Внизу – муравейник. Голые, потные. На нарах, в проходах. Вдоль огромной, на совесть сработанной печки – одно из местных усовершенствований, которые конюшню (на дверях еще висит табличка, что versuchte Pferde, – немецкий, – заразных лошадей ставить туда-то и туда-то)... В общем, печка превращает конюшню в уютное гнездышко на полтысячи народу.
На нижних нарах – по восемь, по десять. Костистые, вонючие. С запавшими лицами. Прямо подо мной – раввин. Накрыл голову одеялом и бубнит по молитвеннику (этой литературы – навалом). Воет, как заведенный.
– Слушай, как бы его успокоить? Орет, будто Б-га за ноги поймал!
– Слезать неохота. Пускай надрывается. Быстрее в печку пойдет.
– Религия – опиум для народа. – Это марселец – разом еврей, социалист и рантье. – Если б не верили в Б-га да в загробную чушь, давно развалили бы крематорий.
– А почему бы вам не попробовать?
Вопрос риторический. Однако марселец отвечает:
– Идиот! – Заталкивает в себя помидор и двигает губами, будто хочет что-то сказать. Жует и молчит.
Кончаем трапезу, и вдруг у дверей закипает свалка. Доходяги вскочили и спрятались под нарами. В будку блокового влетел гонец. Через минуту с величавой торжественностью вошел сам блоковый.

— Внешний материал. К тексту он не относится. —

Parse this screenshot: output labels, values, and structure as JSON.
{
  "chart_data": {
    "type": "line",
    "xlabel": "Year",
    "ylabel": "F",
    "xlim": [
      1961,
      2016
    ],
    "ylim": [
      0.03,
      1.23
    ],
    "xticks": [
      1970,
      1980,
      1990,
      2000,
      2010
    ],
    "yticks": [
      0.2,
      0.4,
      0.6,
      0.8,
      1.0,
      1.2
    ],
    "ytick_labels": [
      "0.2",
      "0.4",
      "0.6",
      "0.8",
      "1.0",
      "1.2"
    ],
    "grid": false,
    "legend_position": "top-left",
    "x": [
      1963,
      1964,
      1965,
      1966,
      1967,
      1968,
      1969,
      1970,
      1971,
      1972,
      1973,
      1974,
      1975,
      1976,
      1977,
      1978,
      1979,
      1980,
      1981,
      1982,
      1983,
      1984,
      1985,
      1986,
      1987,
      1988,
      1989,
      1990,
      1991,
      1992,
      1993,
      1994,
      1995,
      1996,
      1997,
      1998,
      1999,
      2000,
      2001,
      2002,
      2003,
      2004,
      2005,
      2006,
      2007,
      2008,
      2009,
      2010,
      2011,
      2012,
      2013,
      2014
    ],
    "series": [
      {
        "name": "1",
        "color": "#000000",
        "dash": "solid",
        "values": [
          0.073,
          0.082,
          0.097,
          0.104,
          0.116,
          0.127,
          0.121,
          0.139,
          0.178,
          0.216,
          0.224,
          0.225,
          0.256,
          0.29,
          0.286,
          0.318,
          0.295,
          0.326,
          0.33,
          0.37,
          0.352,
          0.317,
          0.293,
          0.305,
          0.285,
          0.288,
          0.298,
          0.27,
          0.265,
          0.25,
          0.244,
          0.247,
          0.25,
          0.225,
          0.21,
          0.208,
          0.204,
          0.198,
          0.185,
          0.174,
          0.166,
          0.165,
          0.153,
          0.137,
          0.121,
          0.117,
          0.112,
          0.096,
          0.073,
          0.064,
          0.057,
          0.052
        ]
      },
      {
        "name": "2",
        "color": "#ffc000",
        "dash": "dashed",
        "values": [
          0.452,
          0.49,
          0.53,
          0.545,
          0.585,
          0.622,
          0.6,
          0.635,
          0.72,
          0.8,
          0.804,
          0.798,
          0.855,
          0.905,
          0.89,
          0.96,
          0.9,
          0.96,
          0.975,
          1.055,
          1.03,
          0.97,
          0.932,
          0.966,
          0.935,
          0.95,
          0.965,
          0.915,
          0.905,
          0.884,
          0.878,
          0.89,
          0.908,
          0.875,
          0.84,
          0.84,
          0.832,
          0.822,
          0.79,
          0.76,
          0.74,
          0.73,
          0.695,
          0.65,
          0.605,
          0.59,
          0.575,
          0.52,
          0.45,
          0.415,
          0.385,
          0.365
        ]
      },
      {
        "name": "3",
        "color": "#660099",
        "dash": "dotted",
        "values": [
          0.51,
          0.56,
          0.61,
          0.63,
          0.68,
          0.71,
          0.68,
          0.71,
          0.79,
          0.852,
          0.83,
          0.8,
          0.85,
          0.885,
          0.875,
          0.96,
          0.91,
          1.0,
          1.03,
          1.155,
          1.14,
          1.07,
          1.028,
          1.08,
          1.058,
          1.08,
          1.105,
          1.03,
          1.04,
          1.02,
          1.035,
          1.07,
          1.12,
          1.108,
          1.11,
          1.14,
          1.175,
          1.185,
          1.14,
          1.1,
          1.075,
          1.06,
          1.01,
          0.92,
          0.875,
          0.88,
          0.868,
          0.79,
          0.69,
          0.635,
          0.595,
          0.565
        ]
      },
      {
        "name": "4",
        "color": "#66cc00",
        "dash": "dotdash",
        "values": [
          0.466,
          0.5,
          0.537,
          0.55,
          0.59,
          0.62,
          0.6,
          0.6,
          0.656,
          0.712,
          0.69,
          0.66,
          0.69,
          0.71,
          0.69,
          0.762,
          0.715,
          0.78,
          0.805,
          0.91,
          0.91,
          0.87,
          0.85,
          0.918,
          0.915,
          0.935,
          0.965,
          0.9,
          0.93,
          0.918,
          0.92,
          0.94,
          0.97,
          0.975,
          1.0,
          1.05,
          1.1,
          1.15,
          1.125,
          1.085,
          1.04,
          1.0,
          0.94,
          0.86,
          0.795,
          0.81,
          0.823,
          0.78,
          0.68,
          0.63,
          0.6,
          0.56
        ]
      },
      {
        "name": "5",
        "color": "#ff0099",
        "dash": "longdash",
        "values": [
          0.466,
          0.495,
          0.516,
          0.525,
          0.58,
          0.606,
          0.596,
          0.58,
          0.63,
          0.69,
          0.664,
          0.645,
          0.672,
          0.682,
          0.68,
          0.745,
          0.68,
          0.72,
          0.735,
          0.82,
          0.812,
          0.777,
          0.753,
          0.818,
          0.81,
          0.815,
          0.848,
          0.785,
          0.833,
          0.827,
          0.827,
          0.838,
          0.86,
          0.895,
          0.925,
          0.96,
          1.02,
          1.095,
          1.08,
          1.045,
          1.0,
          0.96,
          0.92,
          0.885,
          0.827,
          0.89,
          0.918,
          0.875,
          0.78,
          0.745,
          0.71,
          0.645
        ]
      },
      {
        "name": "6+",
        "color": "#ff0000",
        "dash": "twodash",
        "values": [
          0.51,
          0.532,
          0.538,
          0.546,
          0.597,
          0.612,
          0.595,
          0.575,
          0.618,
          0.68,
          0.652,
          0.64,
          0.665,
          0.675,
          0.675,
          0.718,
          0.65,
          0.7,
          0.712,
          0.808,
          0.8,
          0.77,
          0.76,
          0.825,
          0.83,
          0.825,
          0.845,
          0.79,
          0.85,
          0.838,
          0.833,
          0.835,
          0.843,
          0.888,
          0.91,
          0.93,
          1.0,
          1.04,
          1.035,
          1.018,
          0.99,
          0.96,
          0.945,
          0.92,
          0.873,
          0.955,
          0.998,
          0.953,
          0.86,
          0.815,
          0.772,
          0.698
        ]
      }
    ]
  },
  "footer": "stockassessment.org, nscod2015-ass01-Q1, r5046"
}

– Канада! Arbeiten (немецкий)! Становись! Быстро! Транспорт подходит!
– Великий Б-же! – крикнул Анри, соскочив с нар.
Марселец подавился помидором, схватил пиджак, крикнул «raus» (немецкий)! – кыш, вон с дороги! – и был таков. Зашевелились и на других нарах. Канада уходила на рампу.
– Анри, ботинки! – крикнул я на прощанье.
– Keine Angst (немецкий)! – откликнулись со двора. – Не боись!
Увязал жратву. Замотал веревками чемодан, где лук да помидоры с отцовского огорода в Варшаве приткнулись к португальским сардинам, а люблинская грудинка (это от брата) обложена сушеными фруктами из Салоник... Увязал, натянул брюки, скатился с нар.
– Platz (немецкий)! – крикнул, протискиваясь среди греков. – На место! По местам! – Расступились.
– Allez, allez, vite, vite (французский)! Давай, давай, живее!
– Was ist los (немецкий)? Что такое?
– Хочешь пойти на рампу?
– Могу.
– Тогда бегом. Как раз людей не хватает. Я с бригадиром уладил. – И выпихнул меня из барака.
Построились. Кто-то переписал номера. Кто-то крикнул от головы: «Марш»!.. И припустились к воротам под вопли разноязыкой толпы, которую кнутом загоняли в бараки. Высокая честь – трудиться на рампе.
– Левой, раз-два-три! Links, zwei, drei, vier! Muetzen ab (немецкий)! Шапки долой!
Распрямились. Руки по швам. Идем мимо вахты. Бодро, пружинисто. Почти грациозно. Заспанный эсэсовец с рапортичкой в руках вяло двигает пальцами, провожая каждую пятерку.
– Hundert (немецкий)! Сотня! – рявкнул, едва миновала последняя.